I would not engage in ANY activity that brings this dog to emotionally excitability. This is not exercise or "fun", this is somehow disengaging her cognition and putting her into a frenzied state. (It's possible her former household was chaotic.) Don't take a ball launcher with you when you walk. If she mouths her lead, STOP and turn your back. Wait for her to come around to you, ask for "attention", "sit", c/t, go forward. If necessary (she might chew through that leash), use hot pepper sauce on the leash (soak the last three feet overnight in a bowl of it so it enters the leather or nylon webbing). This is a self punishing event for her, mouthing something that is distasteful and causes minor discomfort discourages the dog and does NOT INVOLVE YOU (as it would should you be yanking her leash, saying NO, etc.)
The jumping up suddenly and barking as you described (which scared nana) is simply a result of NO SOCIALIZATION. This dog must have been a "backyard" dog, rarely (or never) introduced to "strangers", including other dogs. This is most likely merely excitement or it can be fear (if hackles are raised). She can be counter conditioned. It will take time. The behaviorist will teach you and follow your progress.

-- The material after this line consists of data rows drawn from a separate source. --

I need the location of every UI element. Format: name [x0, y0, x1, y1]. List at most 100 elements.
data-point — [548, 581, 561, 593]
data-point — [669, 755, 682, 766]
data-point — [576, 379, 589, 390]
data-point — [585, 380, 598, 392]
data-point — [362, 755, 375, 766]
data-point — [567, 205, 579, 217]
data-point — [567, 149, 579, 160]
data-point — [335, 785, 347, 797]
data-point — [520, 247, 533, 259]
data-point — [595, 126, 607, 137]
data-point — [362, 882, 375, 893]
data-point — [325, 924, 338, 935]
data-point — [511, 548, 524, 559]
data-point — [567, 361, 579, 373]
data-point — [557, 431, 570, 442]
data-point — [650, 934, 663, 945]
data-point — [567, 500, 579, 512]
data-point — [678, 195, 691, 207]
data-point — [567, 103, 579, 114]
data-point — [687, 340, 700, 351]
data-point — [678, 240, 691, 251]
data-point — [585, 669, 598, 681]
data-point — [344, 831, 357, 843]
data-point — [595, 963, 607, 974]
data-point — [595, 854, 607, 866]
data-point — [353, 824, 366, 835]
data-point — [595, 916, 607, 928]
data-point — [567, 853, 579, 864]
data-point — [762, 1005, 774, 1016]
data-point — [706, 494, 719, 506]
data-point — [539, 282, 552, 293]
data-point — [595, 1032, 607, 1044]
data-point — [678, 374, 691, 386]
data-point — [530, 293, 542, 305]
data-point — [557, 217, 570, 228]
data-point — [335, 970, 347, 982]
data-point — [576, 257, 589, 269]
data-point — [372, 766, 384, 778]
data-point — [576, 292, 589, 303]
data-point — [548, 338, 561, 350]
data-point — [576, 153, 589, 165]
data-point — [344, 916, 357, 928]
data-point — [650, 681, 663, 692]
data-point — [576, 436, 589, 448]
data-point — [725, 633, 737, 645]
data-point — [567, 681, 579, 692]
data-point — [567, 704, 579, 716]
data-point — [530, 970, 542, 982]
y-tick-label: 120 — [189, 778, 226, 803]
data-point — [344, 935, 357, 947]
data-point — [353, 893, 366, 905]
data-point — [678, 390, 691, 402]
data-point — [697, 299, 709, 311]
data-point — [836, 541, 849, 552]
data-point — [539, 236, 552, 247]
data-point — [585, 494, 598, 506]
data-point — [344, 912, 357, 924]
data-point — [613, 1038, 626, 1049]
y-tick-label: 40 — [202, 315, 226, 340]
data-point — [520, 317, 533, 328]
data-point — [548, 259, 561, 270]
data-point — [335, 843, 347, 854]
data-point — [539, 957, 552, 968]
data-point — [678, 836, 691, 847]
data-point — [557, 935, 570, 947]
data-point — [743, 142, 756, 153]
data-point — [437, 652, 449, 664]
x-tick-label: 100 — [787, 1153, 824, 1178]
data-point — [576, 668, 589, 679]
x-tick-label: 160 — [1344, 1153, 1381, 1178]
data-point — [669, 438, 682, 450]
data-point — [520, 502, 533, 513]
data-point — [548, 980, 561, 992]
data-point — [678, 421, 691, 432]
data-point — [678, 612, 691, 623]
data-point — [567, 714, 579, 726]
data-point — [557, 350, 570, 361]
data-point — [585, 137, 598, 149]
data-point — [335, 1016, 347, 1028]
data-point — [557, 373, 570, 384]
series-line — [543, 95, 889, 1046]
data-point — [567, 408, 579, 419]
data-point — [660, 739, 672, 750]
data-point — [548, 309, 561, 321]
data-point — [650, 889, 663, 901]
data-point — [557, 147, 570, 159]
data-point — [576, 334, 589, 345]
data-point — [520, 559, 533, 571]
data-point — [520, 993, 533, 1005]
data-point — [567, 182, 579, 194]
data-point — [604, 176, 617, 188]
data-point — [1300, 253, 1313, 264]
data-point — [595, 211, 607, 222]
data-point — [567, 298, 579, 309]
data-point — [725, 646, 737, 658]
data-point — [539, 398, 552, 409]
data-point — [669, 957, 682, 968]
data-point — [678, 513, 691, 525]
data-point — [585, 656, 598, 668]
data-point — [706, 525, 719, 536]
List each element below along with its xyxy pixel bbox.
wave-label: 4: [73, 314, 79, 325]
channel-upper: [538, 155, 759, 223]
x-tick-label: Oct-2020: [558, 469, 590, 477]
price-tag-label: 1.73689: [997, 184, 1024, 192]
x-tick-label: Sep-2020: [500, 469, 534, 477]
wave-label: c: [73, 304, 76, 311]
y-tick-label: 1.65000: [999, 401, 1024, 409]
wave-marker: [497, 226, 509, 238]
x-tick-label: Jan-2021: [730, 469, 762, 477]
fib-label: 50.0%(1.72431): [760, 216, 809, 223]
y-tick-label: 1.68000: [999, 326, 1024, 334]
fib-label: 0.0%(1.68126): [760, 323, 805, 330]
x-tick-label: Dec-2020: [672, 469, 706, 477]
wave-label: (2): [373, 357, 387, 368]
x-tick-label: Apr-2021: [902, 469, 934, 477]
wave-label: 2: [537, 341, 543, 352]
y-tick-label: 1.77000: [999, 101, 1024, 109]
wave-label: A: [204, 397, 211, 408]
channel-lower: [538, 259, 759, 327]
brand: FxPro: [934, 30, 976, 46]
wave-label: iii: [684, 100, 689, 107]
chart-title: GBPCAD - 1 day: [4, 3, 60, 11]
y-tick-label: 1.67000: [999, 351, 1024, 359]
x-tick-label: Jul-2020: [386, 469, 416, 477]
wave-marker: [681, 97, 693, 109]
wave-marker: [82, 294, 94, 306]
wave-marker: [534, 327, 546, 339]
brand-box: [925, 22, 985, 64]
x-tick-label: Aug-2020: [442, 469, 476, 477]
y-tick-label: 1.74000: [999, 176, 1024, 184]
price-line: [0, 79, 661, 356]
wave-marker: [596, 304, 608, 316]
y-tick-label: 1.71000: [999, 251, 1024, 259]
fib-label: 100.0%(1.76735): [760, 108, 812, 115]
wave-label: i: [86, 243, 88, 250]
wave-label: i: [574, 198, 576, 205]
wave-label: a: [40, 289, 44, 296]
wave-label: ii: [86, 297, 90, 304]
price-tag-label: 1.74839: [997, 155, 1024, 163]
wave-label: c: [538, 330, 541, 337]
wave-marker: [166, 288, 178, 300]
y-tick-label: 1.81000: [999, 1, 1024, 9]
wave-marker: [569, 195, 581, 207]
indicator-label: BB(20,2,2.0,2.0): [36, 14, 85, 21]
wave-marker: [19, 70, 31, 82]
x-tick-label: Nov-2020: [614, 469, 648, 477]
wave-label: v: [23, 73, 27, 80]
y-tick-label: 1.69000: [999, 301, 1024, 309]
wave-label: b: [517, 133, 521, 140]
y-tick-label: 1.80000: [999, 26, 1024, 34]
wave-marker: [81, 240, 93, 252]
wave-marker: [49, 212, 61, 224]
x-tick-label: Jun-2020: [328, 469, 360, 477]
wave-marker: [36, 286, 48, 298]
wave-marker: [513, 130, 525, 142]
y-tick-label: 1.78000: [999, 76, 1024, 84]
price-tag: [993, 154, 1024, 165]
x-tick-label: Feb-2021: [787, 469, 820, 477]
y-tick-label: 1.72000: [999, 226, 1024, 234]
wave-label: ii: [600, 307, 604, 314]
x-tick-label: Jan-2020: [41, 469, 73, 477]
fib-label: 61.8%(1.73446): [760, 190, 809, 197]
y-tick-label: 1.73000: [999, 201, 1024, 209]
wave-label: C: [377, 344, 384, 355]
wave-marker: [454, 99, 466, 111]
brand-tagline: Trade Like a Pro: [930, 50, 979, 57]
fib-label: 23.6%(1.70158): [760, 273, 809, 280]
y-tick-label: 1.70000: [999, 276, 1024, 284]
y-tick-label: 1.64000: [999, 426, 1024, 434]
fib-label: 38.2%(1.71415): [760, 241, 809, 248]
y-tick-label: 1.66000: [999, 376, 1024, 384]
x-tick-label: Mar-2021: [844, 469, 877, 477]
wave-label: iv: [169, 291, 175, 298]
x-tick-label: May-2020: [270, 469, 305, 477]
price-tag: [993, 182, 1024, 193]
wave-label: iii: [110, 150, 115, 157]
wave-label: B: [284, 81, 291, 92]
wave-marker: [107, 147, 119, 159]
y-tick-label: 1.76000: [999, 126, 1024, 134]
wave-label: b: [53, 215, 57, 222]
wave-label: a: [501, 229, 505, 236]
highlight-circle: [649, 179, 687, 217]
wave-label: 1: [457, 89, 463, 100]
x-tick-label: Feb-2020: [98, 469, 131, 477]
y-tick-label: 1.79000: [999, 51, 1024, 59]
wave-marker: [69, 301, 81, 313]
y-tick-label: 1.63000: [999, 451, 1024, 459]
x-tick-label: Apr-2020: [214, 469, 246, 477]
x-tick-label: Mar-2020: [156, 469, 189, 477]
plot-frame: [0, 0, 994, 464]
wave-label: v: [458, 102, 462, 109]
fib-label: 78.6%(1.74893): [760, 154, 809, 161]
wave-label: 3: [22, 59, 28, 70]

There's nothing "trivial" about any of this. What this is - tragic. Unfortunately, this sort of thing is experienced by tens of thousands of dogs around the world (this, and far worse). You're the best thing that ever happened to her.
Feed the cat after confining the dog to another room; put the cat's food on the counter and remove it when he is finished. No more "toys" to destroy: this dog is exceptionally anxious. She may never have learned to "play" (which is, in the dog culture, actually a test of rank in the social hierarchy) or her "play" may have been abused by the other household. Get a Buster Cube: she can't break THAT. It opens to put a portion of her food into it so that, when she rolls it around, the food comes out through the small holes and it is dishwasher safe. I'm certain you can find one online, if not at a local pet supply store (they might even order one for you). It's heavy plastic and essentially indestructible (barring nuclear war LOLOL).
Don't panic. If you start now with a behaviorist, in six months time this dog will have done a remarkable turn around. Young children in your house should never, for one second, be left unsupervised with the dog (just for the sake of common sense, right now). Nor should they be allowed to feed her (and she should be fed twice a day, a healthy portion of a high quality, LOW PROTEIN, food that your veterinarian can recommend). Put her in the separate room during cat feeding with the Buster Cube and remember to subtract what food is in there from her daily portion.
If it takes so long and so much effort to "settle" this dog down for sleep, you are seeing the results of extremely high anxiety. Your behaviorist might recommend a regimen of medication: I would start with Propanolol, this is a beta blocker which acts on the rush of adrenaline and "truncates" it (keeps it from obtaining full effect).
Find a behaviorist from one of the following sites:
Be certain that, during initial telephone contact, this person understands there is a created aggression problem (food guarding and possible aggression toward humans) so that s/he can be prepared to determine if his/her skills are adequate. The first two in this list are the most highly regarded behaviorists in the UK.